Students will use the stories that Maleonn chooses to tell as a springboard for telling their own autobiographical story, and in doing so, connecting their own life story to universal human themes.
A Note from Curriculum Creator, Dr. Faith Rogow
Adolescents commonly experience feelings that no one understands what they are experiencing. For some, that can lead to feelings of disconnection, isolation, and even alienation. Finding the universal themes in their own life stories can help them understand that they are, indeed, unique, but also connected.
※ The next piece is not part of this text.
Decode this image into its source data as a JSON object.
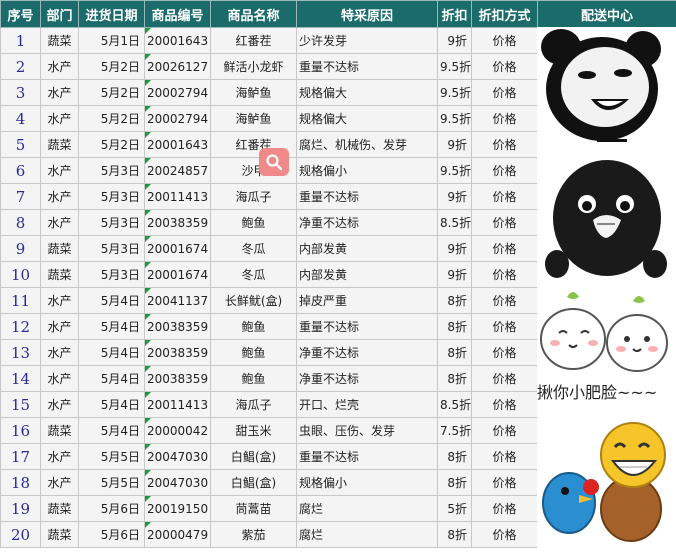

At a time when many people are pulling away from those who are different (racially, religiously, ethnically), finding the themes that are common to humanity can provide common ground, helping people better understand those they define as “other.” As an added benefit, recognizing the universal themes in their own stories can help students identify (and perhaps even connect with) themes in the literature they are assigned to read.
Subject Areas
● English/Language Arts
● Art
● Media Literacy
● Creative Writing
Grade Levels:[10-12]
Objectives:
In this lesson, students will:
● Understand the potential benefits of reading autobiographies
● Explore what makes a literary theme “universal”
● Tell their own parent-child story
● Identify the universal theme(s) in their own personal stories (and through that, see
their stories as valuable)
● Consider various options we have for sharing our stories: writing, oral, film, stage
performance, etc.
● [optional] Investigate how do some people’s stories come to be part of the literary
canon that we study in schools, while other people’s stories are left out
Materials:
● Film Clips from Our Time Machine and a way to screen them
Time Needed:
One 45-minute class period with homework and an option for students to share their work.